Flowers should never be sent to Jewish funerals or to the home of the deceased’s family. Instead, those who wish to express their sympathy to the family should make a financial contribution to a charity in memory of their loved one. Many times a favorite charity will be designated, but your gift can go to the organization or program of your choice. If you are not sure where to give, there are many options. One choice is to give to the Jewish Nation Fund, an organization that plants trees in Israel. Mourners will be sent a note letting them know that a tree has been planted in the deceased’s memory.
Jewish funerals are never open casket and the services are not ostentatious. The rabbi officiates the service, and the cantor sings. Family members and close friends may give a short memorial or a eulogy. There are no books used, as the service is led entirely by the officiating rabbi. Very simple graveside services include a recitation of prayers by the rabbi, and the family will be led in a prayer for the deceased, called a kaddish.
Traditionally, after the mourners arrive at the cemetery there will be a procession to the grave. This procession is slow, and there may be several pauses along the path to the grave. After kaddish has been recited, everyone present at the grave participates in filling it with dirt. The mourners, those closest to the deceased, will pass through two rows of friends and relatives as they exit the gravesite.
Following the funeral the family returns home to mourn for a period of seven days. This is called sitting shivah. It is common for mirrors to be covered at the home during this time so that the family remains focused on mourning and does not become distracted with vanity.

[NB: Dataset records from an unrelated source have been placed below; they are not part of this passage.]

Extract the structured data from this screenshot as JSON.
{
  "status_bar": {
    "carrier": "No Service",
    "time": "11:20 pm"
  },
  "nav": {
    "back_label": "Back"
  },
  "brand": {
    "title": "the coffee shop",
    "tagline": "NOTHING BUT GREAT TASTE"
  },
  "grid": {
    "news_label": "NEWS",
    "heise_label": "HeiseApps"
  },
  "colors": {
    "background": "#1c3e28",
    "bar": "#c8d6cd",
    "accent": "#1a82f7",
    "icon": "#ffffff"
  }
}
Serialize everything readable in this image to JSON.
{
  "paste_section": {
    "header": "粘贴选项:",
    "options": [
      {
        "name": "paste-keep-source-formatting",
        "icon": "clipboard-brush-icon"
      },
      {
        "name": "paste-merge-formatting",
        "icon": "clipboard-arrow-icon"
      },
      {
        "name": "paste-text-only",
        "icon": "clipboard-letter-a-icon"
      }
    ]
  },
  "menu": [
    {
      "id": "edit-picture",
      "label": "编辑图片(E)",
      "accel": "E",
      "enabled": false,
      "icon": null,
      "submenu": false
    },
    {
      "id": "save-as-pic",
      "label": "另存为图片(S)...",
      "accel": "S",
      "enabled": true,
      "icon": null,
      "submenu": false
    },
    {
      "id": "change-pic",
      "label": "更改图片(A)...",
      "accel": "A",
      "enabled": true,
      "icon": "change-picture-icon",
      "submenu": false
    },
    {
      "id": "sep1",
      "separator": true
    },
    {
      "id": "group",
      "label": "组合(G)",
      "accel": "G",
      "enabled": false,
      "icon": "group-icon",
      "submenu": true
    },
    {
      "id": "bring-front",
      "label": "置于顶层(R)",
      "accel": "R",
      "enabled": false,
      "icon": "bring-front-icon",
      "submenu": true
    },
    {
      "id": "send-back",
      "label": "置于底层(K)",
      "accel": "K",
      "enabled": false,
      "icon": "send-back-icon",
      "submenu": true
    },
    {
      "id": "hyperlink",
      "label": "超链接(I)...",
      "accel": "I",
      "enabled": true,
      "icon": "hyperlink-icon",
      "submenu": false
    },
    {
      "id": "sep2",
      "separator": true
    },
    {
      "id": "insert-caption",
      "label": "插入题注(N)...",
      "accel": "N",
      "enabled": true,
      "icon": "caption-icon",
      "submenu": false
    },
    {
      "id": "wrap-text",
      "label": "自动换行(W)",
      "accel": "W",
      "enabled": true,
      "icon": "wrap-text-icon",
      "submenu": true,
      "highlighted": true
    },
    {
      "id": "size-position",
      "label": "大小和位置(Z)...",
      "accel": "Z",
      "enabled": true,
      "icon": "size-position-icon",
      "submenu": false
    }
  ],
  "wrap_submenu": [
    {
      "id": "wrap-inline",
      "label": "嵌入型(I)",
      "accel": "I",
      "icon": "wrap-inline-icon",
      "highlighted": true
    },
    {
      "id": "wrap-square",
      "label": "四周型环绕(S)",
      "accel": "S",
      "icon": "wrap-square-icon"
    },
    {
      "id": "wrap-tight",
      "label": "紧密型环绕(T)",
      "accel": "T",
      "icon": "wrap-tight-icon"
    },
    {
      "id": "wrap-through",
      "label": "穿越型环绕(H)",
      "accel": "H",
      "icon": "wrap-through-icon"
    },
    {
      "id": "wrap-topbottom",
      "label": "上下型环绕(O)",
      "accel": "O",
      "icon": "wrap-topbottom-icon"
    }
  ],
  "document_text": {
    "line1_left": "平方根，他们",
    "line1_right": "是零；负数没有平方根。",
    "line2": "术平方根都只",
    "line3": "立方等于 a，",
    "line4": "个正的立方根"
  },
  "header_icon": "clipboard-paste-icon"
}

A special candle may also be lit for seven days to memorialize the loved one’s passing. Many times family members sit on small, uncomfortable chairs or boxes during shivah. Men don’t shave during this time, and shoes are not worn. The mourners also wear a black ribbon that has been cut. All of these rituals are symbolic of the mourners’ lack of concern for their own interests and personal appearance.
Because Jewish laws require that a body be returned to the earth as quickly as possible, remains are interred within 24 hours whenever possible. The body is never embalmed, and a simple all-wood casket is used to hasten the body’s decomposition.